The Chinese communist regime sent a combat readiness patrol into the Taiwan Strait during a surprise visit to the island by a delegation of four U.S. senators and two U.S. representatives. 

In the midst of growing tensions generated by the maneuvers that foresee the invasion of Taiwan by the Chinese Communist Party (CCP), the regime’s Defense Ministry condemned the legislators’ visit, according to of Nov. 9. 

In this regard, the Defense Ministry expressed its rejection of the visit, saying, “We firmly oppose and strongly condemn this,” while an army spokesman mentioned the executed patrol in a report.

According to the statement, the patrol was motivated by the “gravely wrong” words and actions of “relevant countries” on the Taiwan issue and by the activities of pro-independence forces in Taiwan.

He added: “We hereby warn the U.S. side to immediately stop its provocative actions, immediately cease all destructive actions that lead to the escalation of tensions in the Taiwan Strait, and stop sending wrong signals to ‘Taiwan independence’ separatist forces.”
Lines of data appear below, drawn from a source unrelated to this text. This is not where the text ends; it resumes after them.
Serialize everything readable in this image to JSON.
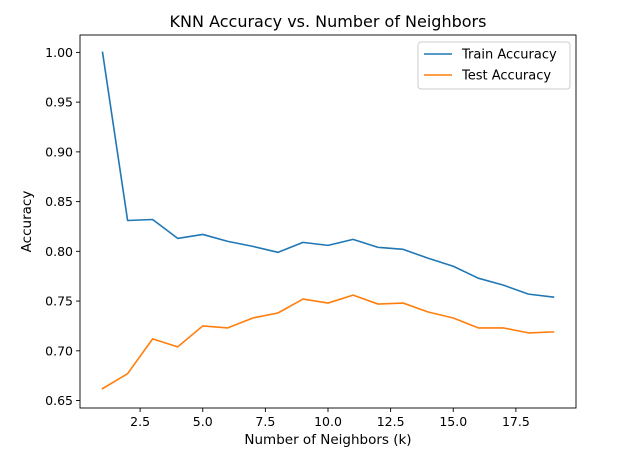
{
  "chart_data": {
    "type": "line",
    "title": "KNN Accuracy vs. Number of Neighbors",
    "xlabel": "Number of Neighbors (k)",
    "ylabel": "Accuracy",
    "x": [
      1,
      2,
      3,
      4,
      5,
      6,
      7,
      8,
      9,
      10,
      11,
      12,
      13,
      14,
      15,
      16,
      17,
      18,
      19
    ],
    "xlim": [
      0.1,
      19.9
    ],
    "ylim": [
      0.6425,
      1.0175
    ],
    "xticks": [
      2.5,
      5.0,
      7.5,
      10.0,
      12.5,
      15.0,
      17.5
    ],
    "xtick_labels": [
      "2.5",
      "5.0",
      "7.5",
      "10.0",
      "12.5",
      "15.0",
      "17.5"
    ],
    "yticks": [
      0.65,
      0.7,
      0.75,
      0.8,
      0.85,
      0.9,
      0.95,
      1.0
    ],
    "ytick_labels": [
      "0.65",
      "0.70",
      "0.75",
      "0.80",
      "0.85",
      "0.90",
      "0.95",
      "1.00"
    ],
    "grid": false,
    "legend_position": "top-right",
    "series": [
      {
        "name": "Train Accuracy",
        "color": "#1f77b4",
        "values": [
          1.0,
          0.831,
          0.832,
          0.813,
          0.817,
          0.81,
          0.805,
          0.799,
          0.809,
          0.806,
          0.812,
          0.804,
          0.802,
          0.793,
          0.785,
          0.773,
          0.766,
          0.757,
          0.754
        ]
      },
      {
        "name": "Test Accuracy",
        "color": "#ff7f0e",
        "values": [
          0.662,
          0.677,
          0.712,
          0.704,
          0.725,
          0.723,
          0.733,
          0.738,
          0.752,
          0.748,
          0.756,
          0.747,
          0.748,
          0.739,
          0.733,
          0.723,
          0.723,
          0.718,
          0.719
        ]
      }
    ]
  }
}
Among the visitors were Republican Senators John Cornyn of Texas and Mike Crapo of Idaho, who pushed the “Taiwan Deterrence Act” with other lawmakers last week.
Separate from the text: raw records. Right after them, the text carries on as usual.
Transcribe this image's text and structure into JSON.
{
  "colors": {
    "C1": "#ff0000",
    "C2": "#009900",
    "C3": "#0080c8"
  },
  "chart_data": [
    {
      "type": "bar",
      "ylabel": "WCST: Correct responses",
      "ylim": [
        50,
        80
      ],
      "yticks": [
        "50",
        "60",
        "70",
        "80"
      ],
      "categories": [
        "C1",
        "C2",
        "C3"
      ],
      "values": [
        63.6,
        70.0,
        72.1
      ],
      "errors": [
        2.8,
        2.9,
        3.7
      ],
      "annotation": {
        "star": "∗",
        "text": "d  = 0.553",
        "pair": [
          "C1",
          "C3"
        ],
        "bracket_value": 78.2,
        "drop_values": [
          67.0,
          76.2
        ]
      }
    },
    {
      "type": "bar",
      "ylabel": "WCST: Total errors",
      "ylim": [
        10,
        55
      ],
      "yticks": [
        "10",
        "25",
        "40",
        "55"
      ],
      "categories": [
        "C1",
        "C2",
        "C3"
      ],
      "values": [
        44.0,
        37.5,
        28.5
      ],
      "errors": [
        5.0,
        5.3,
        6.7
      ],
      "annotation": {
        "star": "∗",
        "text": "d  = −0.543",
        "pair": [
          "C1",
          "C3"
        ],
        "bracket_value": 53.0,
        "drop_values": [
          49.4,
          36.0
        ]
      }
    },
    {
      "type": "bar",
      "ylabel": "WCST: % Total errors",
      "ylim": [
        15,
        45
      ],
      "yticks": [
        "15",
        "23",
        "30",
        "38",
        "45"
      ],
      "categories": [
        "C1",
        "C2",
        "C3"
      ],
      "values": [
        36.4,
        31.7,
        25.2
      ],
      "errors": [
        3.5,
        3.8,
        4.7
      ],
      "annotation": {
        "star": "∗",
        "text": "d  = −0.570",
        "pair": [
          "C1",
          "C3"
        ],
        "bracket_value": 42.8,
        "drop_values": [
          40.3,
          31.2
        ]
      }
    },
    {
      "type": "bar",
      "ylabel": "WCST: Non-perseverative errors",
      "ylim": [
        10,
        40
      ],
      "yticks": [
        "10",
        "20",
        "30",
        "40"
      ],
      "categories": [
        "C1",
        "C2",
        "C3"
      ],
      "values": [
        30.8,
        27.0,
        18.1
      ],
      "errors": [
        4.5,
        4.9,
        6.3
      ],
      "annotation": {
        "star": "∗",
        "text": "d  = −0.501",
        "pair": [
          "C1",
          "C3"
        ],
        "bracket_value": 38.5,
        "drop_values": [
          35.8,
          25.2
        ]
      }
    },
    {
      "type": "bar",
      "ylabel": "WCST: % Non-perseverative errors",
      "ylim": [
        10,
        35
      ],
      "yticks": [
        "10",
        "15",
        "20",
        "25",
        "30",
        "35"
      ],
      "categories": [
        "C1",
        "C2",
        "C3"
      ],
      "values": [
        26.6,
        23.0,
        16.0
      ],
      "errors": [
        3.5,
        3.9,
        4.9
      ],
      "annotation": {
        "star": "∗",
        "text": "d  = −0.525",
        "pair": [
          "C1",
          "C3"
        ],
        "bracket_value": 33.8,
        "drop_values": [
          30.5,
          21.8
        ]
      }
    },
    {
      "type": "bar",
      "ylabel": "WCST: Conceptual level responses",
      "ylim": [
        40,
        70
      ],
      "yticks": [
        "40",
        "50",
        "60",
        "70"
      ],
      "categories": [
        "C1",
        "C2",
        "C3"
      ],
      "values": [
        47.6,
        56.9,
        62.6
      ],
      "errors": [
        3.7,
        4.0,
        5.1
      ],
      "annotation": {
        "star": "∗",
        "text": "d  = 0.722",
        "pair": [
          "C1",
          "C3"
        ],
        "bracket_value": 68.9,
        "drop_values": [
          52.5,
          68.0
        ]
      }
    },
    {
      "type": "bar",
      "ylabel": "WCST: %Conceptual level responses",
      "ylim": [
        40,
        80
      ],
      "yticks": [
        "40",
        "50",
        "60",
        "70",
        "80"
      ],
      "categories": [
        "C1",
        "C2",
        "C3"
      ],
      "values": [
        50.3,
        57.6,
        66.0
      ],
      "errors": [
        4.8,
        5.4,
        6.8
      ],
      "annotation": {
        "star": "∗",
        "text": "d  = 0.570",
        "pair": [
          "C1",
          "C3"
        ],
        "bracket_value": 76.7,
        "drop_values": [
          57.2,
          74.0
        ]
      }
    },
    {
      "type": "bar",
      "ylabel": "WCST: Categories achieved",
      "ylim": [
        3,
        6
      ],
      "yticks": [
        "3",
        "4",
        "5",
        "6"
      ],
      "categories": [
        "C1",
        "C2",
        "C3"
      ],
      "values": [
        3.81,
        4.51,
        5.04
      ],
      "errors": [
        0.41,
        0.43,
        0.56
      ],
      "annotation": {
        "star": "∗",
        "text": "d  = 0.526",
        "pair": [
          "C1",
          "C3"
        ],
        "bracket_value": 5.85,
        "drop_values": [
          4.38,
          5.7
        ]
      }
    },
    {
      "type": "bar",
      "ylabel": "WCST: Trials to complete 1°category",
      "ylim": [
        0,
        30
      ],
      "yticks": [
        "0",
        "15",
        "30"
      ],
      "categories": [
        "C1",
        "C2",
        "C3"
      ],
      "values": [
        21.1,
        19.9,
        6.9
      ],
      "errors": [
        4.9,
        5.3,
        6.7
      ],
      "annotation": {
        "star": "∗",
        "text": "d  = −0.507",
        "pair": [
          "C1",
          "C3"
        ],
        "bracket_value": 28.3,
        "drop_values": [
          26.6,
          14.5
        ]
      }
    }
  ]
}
This bill would allow conditional funding of $2 billion a year for the foreign military activity for Taiwan. 

This year, two other groups of U.S. lawmakers and senior officials visited Taiwan, challenging the CCP’s isolationist claims for the island, which it claims to belong to the mainland. 
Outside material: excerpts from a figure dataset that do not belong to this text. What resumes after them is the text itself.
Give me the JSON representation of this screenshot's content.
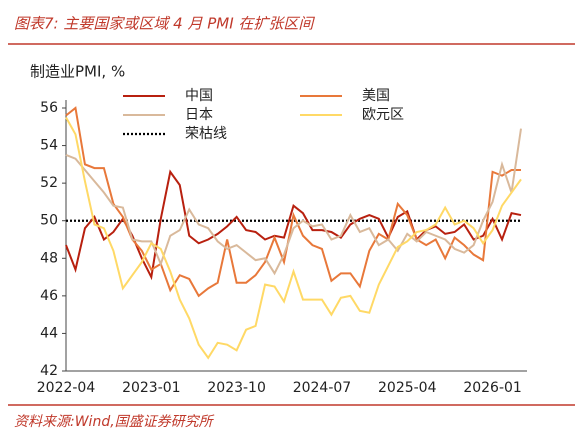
{
  "chart_data": {
    "type": "line",
    "title": "图表7:  主要国家或区域 4 月 PMI 在扩张区间",
    "y_axis_label": "制造业PMI, %",
    "source": "资料来源:Wind,国盛证券研究所",
    "categories": [
      "2022-04",
      null,
      null,
      null,
      null,
      null,
      null,
      null,
      null,
      "2023-01",
      null,
      null,
      null,
      null,
      null,
      null,
      null,
      null,
      "2023-10",
      null,
      null,
      null,
      null,
      null,
      null,
      null,
      null,
      "2024-07",
      null,
      null,
      null,
      null,
      null,
      null,
      null,
      null,
      "2025-04",
      null,
      null,
      null,
      null,
      null,
      null,
      null,
      null,
      "2026-01",
      null,
      null,
      null
    ],
    "ylim": [
      42,
      56
    ],
    "yticks": [
      42,
      44,
      46,
      48,
      50,
      52,
      54,
      56
    ],
    "series": [
      {
        "name": "中国",
        "color": "#b8200f",
        "values": [
          48.7,
          47.4,
          49.6,
          50.2,
          49.0,
          49.4,
          50.1,
          49.2,
          48.0,
          47.0,
          50.1,
          52.6,
          51.9,
          49.2,
          48.8,
          49.0,
          49.3,
          49.7,
          50.2,
          49.5,
          49.4,
          49.0,
          49.2,
          49.1,
          50.8,
          50.4,
          49.5,
          49.5,
          49.4,
          49.1,
          49.8,
          50.1,
          50.3,
          50.1,
          49.1,
          50.2,
          50.5,
          49.0,
          49.5,
          49.7,
          49.3,
          49.4,
          49.8,
          49.0,
          49.2,
          50.1,
          49.0,
          50.4,
          50.3
        ]
      },
      {
        "name": "美国",
        "color": "#e8783a",
        "values": [
          55.6,
          56.0,
          53.0,
          52.8,
          52.8,
          50.9,
          50.2,
          49.0,
          48.4,
          47.4,
          47.7,
          46.3,
          47.1,
          46.9,
          46.0,
          46.4,
          46.7,
          49.0,
          46.7,
          46.7,
          47.1,
          47.8,
          49.1,
          47.8,
          50.3,
          49.2,
          48.7,
          48.5,
          46.8,
          47.2,
          47.2,
          46.5,
          48.4,
          49.3,
          49.0,
          50.9,
          50.3,
          49.0,
          48.7,
          49.0,
          48.0,
          49.1,
          48.7,
          48.2,
          47.9,
          52.6,
          52.4,
          52.7,
          52.7
        ]
      },
      {
        "name": "日本",
        "color": "#d9b99b",
        "values": [
          53.5,
          53.3,
          52.7,
          52.1,
          51.5,
          50.8,
          50.7,
          49.0,
          48.9,
          48.9,
          47.7,
          49.2,
          49.5,
          50.6,
          49.8,
          49.6,
          48.9,
          48.5,
          48.7,
          48.3,
          47.9,
          48.0,
          47.2,
          48.2,
          49.6,
          50.0,
          49.7,
          49.8,
          49.0,
          49.2,
          50.3,
          49.4,
          49.6,
          48.7,
          49.0,
          48.4,
          49.3,
          48.9,
          49.4,
          49.2,
          49.0,
          48.5,
          48.3,
          48.7,
          50.0,
          51.0,
          53.0,
          51.5,
          54.9
        ]
      },
      {
        "name": "欧元区",
        "color": "#ffd966",
        "values": [
          55.5,
          54.6,
          52.1,
          49.8,
          49.6,
          48.4,
          46.4,
          47.1,
          47.8,
          48.8,
          48.5,
          47.3,
          45.8,
          44.8,
          43.4,
          42.7,
          43.5,
          43.4,
          43.1,
          44.2,
          44.4,
          46.6,
          46.5,
          45.7,
          47.3,
          45.8,
          45.8,
          45.8,
          45.0,
          45.9,
          46.0,
          45.2,
          45.1,
          46.6,
          47.6,
          48.6,
          48.9,
          49.4,
          49.5,
          49.8,
          50.7,
          49.8,
          50.0,
          49.6,
          48.8,
          49.5,
          50.8,
          51.5,
          52.2
        ]
      }
    ],
    "reference_line": {
      "name": "荣枯线",
      "value": 50,
      "color": "#000000"
    }
  }
}
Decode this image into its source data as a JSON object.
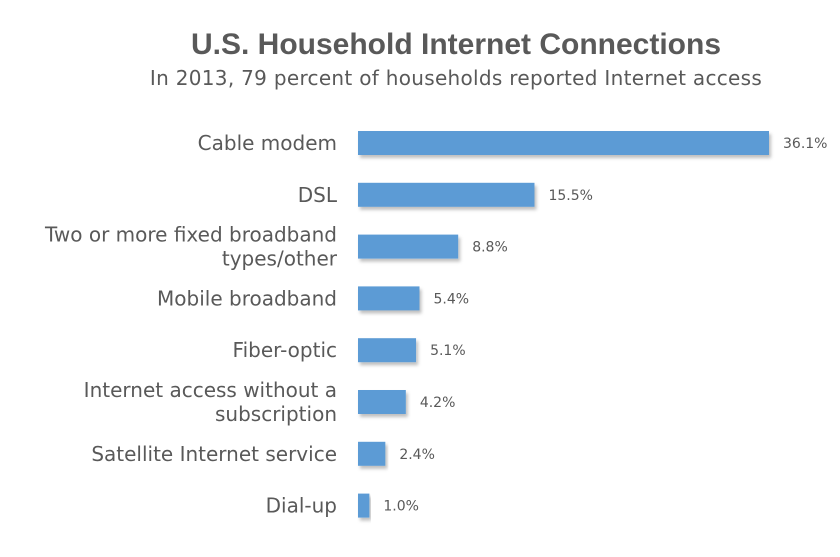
{
  "chart_data": {
    "type": "bar",
    "orientation": "horizontal",
    "title": "U.S. Household Internet Connections",
    "subtitle": "In 2013, 79 percent of households reported Internet access",
    "categories": [
      [
        "Cable modem"
      ],
      [
        "DSL"
      ],
      [
        "Two or more fixed broadband",
        "types/other"
      ],
      [
        "Mobile broadband"
      ],
      [
        "Fiber-optic"
      ],
      [
        "Internet access without a",
        "subscription"
      ],
      [
        "Satellite Internet service"
      ],
      [
        "Dial-up"
      ]
    ],
    "values": [
      36.1,
      15.5,
      8.8,
      5.4,
      5.1,
      4.2,
      2.4,
      1.0
    ],
    "value_labels": [
      "36.1%",
      "15.5%",
      "8.8%",
      "5.4%",
      "5.1%",
      "4.2%",
      "2.4%",
      "1.0%"
    ],
    "xlim": [
      0,
      36.1
    ],
    "xlabel": "",
    "ylabel": "",
    "grid": false,
    "bar_color": "#5B9BD5"
  }
}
Beijing has repeatedly warned Washington not to send officials or maintain formal contacts with Taiwan.

The CCP’s aggression against Taiwan has increased significantly. A Nov. 9 Taiwan military report noted that warplanes from the mainland conducted 554 “intrusions” into the island’s southwestern air defense identification zone over the past year. 

Relations between the two territories have deteriorated since Taiwan President Tsai Ing-wen, of the pro-independence Democratic Progressive Party, was elected president in 2016 and refused to accept the one-China principle sought by the CCP.

Tsai vowed not to give in to China’s growing military threats, saying, “We … will not act rashly, but there should be absolutely no illusions that the Taiwanese people will bow to pressure, during her Oct. 9 speech outside the presidential office in Taiwan’s capital, Taipei.

“This is because the path that China has laid out offers neither a free and democratic way of life for Taiwan, nor sovereignty for our 23 million people,” RFI reported.

On Taiwan’s National Day, his remarks came after Chinese Communist Party (CCP) General Secretary Xi Jinping urged “unification” of the democratic island with China once again.